Beverage director Maz Naba had a few ideas, though. After a number of false starts, he’s established a program that blends the culinary with the creative, forging a new way to think about cocktails.
Naba’s low-alcohol cocktail program was born out of necessity, since Nico doesn’t have a full liquor license, but it’s testing the limits of how to make flavorful yet quaffable drinks. Using vermouth as a base ingredient, Naba has developed recipes for a range of rotating, low-alcohol concoctions based on his own “spirits”: bourbon, gin, tequila, mezcal, rum, as well as cordials including creme de violette, curacao and others.
After trying to create spirits with sake, and then sherry, the idea to use vermouth came to Naba in a dream.

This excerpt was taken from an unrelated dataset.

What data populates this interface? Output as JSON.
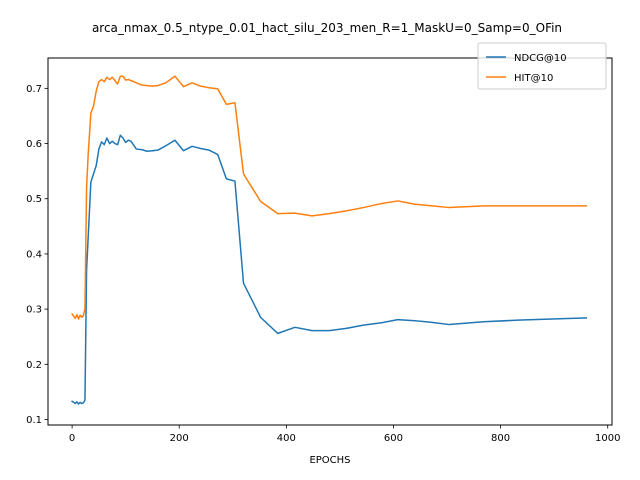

“It’s kind of kitschy. I know, but that’s what happened,” he notes. “The next day, I came into work and tried to make my own bourbon.”
Naba covered some oak chips in sugar, torched them, adding vanilla bean and steeped the ingredients in dry vermouth. “It comes close to bourbon, but without the heat,” he says, “so then I started looking for cocktails to make with it.”
Among the changing “bourbon” drinks, Naba has concocted a New Fashioned, a take on the Old Fashioned with Tempus Fugit’s Alessio vermouth, a dash of Lillet Rouge and orange bitters.
For his gin, Naba starts with juniper berries and then forages the San Francisco region for Monterey cypress, wild fennel and bay leaf. With it, he makes Aviations, adding a house-made maraschino using hay and his own creme de violette.
The challenge is avoiding a similar flavor profile, since all are based on Noilly Pratt vermouth. The saké experiments resulted in “spirits” that shared a sweet rice flavor, and resulting cocktails that were unbalanced; the sherry versions were too nutty.
While there’s plenty of back-of-house work required to make the spirits and the cocktails, Naba offers just four different cocktails at a time, and they are all batched, bottled and ready for service. The cocktails don’t take much dilution, but the results are easy drinking and a perfect fit for the menu, he says.
Most important, they make a smooth fit with Nico’s cuisine, Naba says. “They add a new element to the dining experience for a place with a beer-and-wine-only menu.”
Pictured atop: Nico’s Between The Fireflies cocktail, with Curaçao, nasturtium, lime, and merengue.